通説は、二段階に分けて評価するという考え方です。
まず、第一段階は、相続開始時における評価です。
たとえば、相続人が配偶者と子供二人という前提で、相続財産の評価が1000万円、配偶者の特別受益200万円と評価されると、配偶者の相続分は 1000分の400、子の相続分はそれぞれ1000分の300ということになります。
なぜなら、配偶者の相続分は、相続財産+みなし相続財産の1200万円の2分の1であるから600万円ですが、特別受益は既に受領していますから、相続財産1000万円に対しては400万円の相続分を有するにすぎません。
このように、第一段階の評価の目的は、相続人の相続分を算出するために行う評価です。
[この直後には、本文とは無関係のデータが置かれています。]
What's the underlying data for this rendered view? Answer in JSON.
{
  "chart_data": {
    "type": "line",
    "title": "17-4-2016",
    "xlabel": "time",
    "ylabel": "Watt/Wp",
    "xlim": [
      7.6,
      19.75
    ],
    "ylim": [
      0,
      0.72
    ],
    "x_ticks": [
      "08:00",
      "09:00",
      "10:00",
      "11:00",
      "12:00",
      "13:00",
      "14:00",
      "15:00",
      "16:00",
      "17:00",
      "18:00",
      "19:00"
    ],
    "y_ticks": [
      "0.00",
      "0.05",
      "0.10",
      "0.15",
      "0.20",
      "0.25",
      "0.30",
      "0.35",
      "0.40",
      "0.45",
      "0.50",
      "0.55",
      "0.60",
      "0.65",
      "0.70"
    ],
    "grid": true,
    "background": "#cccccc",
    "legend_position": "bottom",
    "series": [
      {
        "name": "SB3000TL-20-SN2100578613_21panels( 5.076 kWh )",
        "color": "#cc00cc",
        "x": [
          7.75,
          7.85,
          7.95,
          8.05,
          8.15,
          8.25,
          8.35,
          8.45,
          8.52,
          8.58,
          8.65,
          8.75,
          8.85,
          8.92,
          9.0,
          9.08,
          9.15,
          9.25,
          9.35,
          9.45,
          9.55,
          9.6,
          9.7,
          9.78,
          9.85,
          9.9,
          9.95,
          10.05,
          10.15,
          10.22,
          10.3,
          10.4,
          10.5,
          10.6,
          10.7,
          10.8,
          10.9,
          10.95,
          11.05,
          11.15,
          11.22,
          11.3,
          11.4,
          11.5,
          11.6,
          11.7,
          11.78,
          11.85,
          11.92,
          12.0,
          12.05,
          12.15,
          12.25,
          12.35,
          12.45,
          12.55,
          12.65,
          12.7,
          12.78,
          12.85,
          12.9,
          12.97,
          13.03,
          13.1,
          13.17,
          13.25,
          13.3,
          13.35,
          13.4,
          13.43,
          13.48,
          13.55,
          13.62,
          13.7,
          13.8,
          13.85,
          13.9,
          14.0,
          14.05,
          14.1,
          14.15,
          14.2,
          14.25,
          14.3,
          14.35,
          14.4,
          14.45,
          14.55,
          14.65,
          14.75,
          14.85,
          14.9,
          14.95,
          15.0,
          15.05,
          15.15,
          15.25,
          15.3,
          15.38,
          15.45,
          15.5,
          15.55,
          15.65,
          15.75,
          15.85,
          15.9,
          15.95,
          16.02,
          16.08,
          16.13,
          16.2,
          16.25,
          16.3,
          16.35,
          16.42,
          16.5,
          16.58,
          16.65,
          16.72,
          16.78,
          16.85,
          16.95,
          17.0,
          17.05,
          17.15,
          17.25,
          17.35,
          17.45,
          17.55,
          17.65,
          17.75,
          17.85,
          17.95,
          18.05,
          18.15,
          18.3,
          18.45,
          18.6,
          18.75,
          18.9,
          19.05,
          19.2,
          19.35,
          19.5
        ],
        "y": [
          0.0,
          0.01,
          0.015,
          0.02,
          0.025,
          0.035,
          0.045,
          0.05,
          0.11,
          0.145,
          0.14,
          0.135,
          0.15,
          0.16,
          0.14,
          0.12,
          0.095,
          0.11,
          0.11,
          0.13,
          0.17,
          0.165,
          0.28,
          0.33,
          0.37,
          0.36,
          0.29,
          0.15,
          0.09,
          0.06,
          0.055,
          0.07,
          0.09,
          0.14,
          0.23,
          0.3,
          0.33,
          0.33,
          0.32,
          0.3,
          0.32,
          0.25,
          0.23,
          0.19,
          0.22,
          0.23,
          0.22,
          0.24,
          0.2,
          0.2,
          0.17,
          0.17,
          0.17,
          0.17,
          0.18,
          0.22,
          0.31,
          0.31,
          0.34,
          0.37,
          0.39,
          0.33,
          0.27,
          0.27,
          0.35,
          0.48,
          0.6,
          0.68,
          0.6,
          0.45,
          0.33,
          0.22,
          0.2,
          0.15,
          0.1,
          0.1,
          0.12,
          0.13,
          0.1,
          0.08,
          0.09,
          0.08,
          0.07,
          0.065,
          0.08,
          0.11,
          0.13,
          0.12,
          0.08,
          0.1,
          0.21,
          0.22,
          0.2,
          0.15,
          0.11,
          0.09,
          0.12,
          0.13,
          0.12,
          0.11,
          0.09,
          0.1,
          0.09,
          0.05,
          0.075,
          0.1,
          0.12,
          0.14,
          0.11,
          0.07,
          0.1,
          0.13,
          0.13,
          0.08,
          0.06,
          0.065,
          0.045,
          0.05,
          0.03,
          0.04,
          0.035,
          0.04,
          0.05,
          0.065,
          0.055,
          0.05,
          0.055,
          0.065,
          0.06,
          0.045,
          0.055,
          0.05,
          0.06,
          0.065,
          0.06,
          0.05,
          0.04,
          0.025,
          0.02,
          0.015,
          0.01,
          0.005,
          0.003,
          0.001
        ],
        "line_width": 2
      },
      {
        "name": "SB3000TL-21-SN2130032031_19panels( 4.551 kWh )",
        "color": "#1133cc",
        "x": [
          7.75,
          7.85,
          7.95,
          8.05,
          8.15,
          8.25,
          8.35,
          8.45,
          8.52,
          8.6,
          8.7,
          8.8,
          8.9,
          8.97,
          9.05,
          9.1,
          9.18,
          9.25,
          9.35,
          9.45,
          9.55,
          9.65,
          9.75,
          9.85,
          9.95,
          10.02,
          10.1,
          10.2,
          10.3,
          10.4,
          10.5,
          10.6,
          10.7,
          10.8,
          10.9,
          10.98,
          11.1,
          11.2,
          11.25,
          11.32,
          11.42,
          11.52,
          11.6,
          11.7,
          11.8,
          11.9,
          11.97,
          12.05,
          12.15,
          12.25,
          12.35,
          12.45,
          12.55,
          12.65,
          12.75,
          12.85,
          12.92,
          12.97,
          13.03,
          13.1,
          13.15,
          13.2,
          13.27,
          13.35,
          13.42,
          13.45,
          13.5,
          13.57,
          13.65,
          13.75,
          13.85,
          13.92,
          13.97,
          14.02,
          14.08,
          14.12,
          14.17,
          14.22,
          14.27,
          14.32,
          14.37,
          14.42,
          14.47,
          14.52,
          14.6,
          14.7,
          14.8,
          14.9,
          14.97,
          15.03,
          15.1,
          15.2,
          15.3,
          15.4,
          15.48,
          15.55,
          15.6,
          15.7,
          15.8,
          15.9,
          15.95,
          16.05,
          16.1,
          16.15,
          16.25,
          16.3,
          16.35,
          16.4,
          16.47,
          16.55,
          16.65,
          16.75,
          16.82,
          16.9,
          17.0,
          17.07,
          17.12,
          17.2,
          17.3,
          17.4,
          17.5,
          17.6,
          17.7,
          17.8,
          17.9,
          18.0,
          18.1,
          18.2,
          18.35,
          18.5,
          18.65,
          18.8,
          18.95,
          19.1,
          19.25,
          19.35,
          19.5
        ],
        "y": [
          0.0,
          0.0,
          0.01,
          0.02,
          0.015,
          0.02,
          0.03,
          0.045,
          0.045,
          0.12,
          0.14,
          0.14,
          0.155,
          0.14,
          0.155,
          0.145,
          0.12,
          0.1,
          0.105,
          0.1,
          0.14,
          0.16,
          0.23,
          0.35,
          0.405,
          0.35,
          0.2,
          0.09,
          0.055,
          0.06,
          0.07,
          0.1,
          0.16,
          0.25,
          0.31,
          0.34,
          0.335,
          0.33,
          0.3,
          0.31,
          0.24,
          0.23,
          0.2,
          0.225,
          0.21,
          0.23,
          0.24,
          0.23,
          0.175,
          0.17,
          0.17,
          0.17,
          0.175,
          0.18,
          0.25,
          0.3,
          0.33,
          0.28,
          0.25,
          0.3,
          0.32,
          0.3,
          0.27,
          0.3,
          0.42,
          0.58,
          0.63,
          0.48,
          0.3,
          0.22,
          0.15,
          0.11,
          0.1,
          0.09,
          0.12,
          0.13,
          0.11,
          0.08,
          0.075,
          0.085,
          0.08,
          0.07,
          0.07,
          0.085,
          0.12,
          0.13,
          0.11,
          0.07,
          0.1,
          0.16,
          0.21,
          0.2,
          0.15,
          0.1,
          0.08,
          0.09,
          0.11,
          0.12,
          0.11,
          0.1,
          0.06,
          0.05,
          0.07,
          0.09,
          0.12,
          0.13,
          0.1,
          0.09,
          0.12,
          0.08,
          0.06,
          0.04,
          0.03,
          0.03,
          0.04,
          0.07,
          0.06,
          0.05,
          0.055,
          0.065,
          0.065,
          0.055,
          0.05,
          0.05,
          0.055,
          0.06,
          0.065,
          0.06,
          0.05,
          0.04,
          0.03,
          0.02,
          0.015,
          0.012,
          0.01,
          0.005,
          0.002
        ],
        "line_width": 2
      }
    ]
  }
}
第二段階は、遺産分割時における評価です。
たとえば、相続開始後10年後に、ようやく遺産分割の話し合いが行われたとします。相続財産のうち、不動産については相続開始の時より価値が大幅に下落していたような場合には、遺産分割時点において再度評価をしたうえで、第一段階で算出した相続分にしたがって分割を行った方が公平であるということになります。しかし、第一段階での評価を基準にして遺産分割を行ったとしても不公平にならない場合(相続の開始から遺産分割までの期間が短期間であるような場合)は、第一段階の評価=第二段階の評価となりますから、実質的には第一段階の評価にしたがって具体的な相続分を算出することになるでしょう。